Ablation study on local feature-extraction module. In order to further explore the details of the parameter setting of the local feature extraction module, we change the parameter values of the module in turn, and the experimental results are shown in Table 4. In the local feature extraction module of our original network, the number of heads is set to 16. As can be seen from the table, if the number of heads is reduced to 8, the final mIoU decreases by 0.6%; if the number of heads is reduced to 4, the final mIoU decreases by 1.0%. Therefore, it can be seen that when the multi head parameter is set to 16, our network achieves the best performance.
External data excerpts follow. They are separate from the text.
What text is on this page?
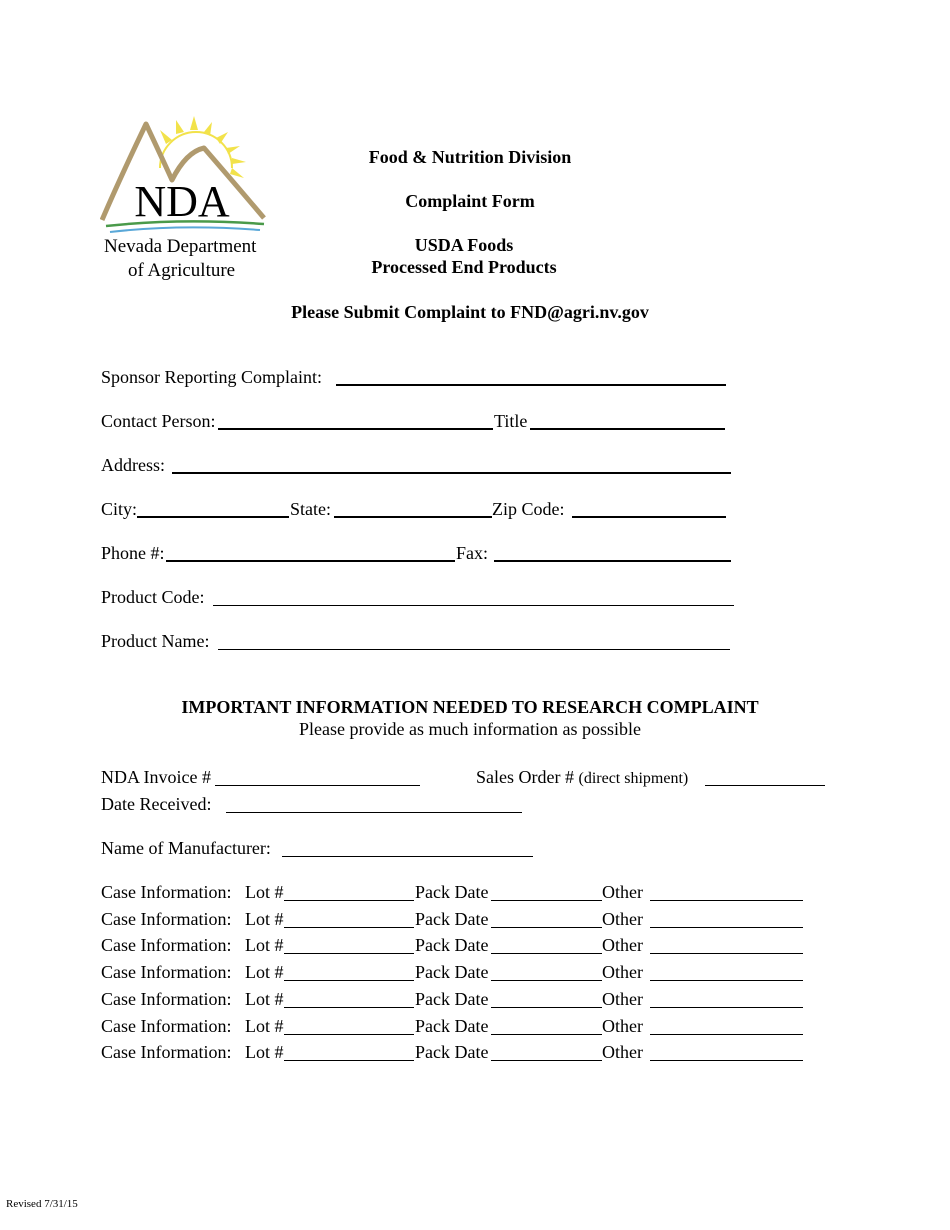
NDA
Nevada Department
of Agriculture
Food & Nutrition Division
Complaint Form
USDA Foods
Processed End Products
Please Submit Complaint to FND@agri.nv.gov
Sponsor Reporting Complaint:
Contact Person:	Title
Address:
City:	State:	Zip Code:
Phone #:	Fax:
Product Code:
Product Name:
IMPORTANT INFORMATION NEEDED TO RESEARCH COMPLAINT
Please provide as much information as possible
NDA Invoice #	Sales Order # (direct shipment)
Date Received:
Name of Manufacturer:
Case Information: Lot #	Pack Date	Other
Case Information: Lot #	Pack Date	Other
Case Information: Lot #	Pack Date	Other
Case Information: Lot #	Pack Date	Other
Case Information: Lot #	Pack Date	Other
Case Information: Lot #	Pack Date	Other
Case Information: Lot #	Pack Date	Other
Revised 7/31/15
Ablation study on feature fusion. After obtaining the local and global features of point clouds, in order to obtain more representative features, we design a feature fusion process, which is shown in Figure 4. We compare two fusion methods, including addition and concatenation, in our ablation experiment. As can be seen from the results in Table 5, if we fuse features by using concatenation, the final result of the mIoU is 67.5%, which is 0.5% lower. Therefore, we fuse the local, global, and input features by using addition, which can provide more effective feature information for 3D point cloud semantic segmentation.

5. Conclusions

In this paper, we propose a novel network named LLGF-Net for 3D point cloud semantic segmentation based on the fusion of local features and global features, which achieves superior performance to most current methods. In terms of local feature extraction, we adopt multi-head attention to aggregate the contextual features of neighboring point clouds in local space. In terms of global feature extraction, we use the local and global position-distance information of point clouds in 3D space to extract the global spatial features. Next, we fuse the two features to provide more representative point cloud features for 3D point cloud semantic segmentation. Finally, we conduct quantitative experiments and various ablation studies on the S3DIS dataset, which demonstrate the rationality of each component in our network and the effectiveness of our network in 3D point cloud semantic segmentation.

Author Contributions

Conceptualization, J.Z. and X.L.; methodology, J.Z. and X.L.; software, J.Z.; validation, J.Z., X.L., X.Z. and Z.Z.; investigation, J.Z., X.L., X.Z. and Z.Z.; data curation, X.Z. and Z.Z.; writing—original draft preparation, J.Z. and X.L.; writing—review and editing, J.Z., X.L., X.Z. and Z.Z.; visualization, J.Z. All authors have read and agreed to the published version of the manuscript.

Funding

This research received no external funding.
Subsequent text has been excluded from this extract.